Bütün eserlerinde kullandığı kalın boya malzeme, kendisine has bir tarz oluşturmasında büyük rol oynarken, mesafeyi algılamamızda da önemli bir etken oluşturuyor. Yakından bakıldığında tanınması güç olan objeler, daha geniş ve uzak bir noktadan bakıldığında harika görsel etkiler oluşturarak benzersiz bir perspektifin keyfini çıkarmamızı sağlıyor.
Tablolarında kullandığı bu kalın boya katmanları aynı zamanda, uzaktan bakıldığında resmin derinliğinin izleyiciyi içine çekmesine, yakından bakıldığında ise izleyicinin çalışmayı soyut resim olarak algılamasına sebep oluyor.
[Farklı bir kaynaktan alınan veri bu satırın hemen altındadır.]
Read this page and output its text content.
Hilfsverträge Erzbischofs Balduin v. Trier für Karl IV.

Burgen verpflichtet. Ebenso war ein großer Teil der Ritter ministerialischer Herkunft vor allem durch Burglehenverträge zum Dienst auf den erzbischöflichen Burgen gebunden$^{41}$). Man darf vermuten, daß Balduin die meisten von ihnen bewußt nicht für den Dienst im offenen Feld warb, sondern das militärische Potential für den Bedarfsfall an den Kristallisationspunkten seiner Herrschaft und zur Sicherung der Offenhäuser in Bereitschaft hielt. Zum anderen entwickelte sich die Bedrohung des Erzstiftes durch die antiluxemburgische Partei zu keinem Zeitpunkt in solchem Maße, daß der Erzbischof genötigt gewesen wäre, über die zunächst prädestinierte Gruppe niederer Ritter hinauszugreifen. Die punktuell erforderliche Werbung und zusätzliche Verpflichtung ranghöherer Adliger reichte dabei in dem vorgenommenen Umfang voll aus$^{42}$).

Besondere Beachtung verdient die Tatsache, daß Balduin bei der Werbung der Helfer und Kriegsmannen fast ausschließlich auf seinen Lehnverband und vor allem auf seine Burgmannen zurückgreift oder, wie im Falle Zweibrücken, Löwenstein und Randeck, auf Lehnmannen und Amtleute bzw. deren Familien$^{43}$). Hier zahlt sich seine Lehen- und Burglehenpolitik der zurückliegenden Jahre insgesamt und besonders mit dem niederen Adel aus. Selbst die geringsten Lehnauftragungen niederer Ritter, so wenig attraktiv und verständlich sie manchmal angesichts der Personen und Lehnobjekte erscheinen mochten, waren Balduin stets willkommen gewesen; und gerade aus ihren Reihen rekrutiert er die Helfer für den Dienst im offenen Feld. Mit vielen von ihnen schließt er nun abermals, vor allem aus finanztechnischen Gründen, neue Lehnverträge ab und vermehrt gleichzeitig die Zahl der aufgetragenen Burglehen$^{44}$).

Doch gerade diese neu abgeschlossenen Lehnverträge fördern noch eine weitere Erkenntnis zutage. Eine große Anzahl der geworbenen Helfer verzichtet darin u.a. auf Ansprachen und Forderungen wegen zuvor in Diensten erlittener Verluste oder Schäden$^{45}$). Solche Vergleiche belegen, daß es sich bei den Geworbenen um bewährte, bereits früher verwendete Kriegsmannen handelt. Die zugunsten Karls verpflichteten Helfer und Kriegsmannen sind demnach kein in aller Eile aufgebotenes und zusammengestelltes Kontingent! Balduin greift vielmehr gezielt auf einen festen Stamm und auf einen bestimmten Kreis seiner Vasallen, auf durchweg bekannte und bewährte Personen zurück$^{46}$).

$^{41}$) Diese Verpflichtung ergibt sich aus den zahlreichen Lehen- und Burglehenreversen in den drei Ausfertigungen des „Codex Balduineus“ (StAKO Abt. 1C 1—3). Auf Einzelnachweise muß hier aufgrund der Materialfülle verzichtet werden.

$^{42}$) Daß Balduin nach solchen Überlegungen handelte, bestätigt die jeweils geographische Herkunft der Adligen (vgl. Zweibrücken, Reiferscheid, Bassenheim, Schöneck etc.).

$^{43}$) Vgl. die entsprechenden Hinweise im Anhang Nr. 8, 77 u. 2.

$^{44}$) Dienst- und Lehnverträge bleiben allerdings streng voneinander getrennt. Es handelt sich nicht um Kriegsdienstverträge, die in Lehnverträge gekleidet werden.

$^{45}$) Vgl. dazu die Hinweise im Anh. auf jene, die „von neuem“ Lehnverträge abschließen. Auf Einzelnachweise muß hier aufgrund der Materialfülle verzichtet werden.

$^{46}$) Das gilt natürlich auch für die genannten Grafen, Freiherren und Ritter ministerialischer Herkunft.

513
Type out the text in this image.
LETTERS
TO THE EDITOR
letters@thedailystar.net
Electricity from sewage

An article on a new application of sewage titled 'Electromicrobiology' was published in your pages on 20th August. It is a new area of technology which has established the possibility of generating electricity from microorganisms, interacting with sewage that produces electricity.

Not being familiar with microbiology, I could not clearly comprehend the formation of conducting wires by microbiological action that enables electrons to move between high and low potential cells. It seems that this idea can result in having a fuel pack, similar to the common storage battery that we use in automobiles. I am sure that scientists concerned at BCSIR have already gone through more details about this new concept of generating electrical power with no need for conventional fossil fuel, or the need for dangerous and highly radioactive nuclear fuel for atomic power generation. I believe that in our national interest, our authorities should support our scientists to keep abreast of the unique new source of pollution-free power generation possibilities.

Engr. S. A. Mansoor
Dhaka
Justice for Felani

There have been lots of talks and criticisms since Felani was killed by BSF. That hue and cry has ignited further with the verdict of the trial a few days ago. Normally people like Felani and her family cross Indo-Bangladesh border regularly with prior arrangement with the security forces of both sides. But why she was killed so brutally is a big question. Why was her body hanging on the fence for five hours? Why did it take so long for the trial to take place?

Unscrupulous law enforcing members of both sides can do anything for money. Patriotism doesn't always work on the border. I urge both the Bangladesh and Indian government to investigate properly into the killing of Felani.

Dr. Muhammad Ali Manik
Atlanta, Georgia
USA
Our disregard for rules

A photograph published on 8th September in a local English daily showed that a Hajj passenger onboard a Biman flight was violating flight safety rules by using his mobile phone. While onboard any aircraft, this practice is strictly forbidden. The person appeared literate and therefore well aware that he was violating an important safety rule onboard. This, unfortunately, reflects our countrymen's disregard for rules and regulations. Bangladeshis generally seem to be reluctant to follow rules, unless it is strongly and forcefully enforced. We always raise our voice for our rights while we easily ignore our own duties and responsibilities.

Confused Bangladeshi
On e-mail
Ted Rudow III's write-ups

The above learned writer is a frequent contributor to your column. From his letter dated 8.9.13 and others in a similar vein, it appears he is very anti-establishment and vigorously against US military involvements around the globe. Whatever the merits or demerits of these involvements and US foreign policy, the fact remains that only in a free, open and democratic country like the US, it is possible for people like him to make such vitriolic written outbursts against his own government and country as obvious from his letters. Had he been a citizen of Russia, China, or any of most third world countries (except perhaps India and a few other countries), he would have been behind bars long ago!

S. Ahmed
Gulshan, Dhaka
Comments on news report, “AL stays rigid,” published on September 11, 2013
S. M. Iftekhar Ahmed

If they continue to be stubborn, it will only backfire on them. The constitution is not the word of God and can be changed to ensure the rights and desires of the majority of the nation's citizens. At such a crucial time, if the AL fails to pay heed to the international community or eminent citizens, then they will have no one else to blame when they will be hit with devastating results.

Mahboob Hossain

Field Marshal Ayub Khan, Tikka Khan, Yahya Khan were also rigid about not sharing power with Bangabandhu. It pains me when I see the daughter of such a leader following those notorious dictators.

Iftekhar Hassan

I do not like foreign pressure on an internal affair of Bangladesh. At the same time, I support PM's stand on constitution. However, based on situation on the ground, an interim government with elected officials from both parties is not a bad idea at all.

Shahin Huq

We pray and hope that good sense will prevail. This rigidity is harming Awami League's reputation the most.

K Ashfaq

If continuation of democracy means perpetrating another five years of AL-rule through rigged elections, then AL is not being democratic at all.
Giannoni’nin kütüphane resimlerine bakarken, tam olarak hiç bir hareketin egemen olmadığı, figürlerin kaybolduğu kütüphanelerde kendinizi sessizce dolaşırken buluyorsunuz. Eşsiz eserleriyle insanı kendi dünyasının içine alan, aynı zamanda da kendi yarattığı mekanlarında özgürce gezinmemizi sağlayan Giannoni, sekiz yıldır Galeri Russo ile çalışmakta ve çalışmalarına halen Floransa’daki atölyesinde devam etmektedir.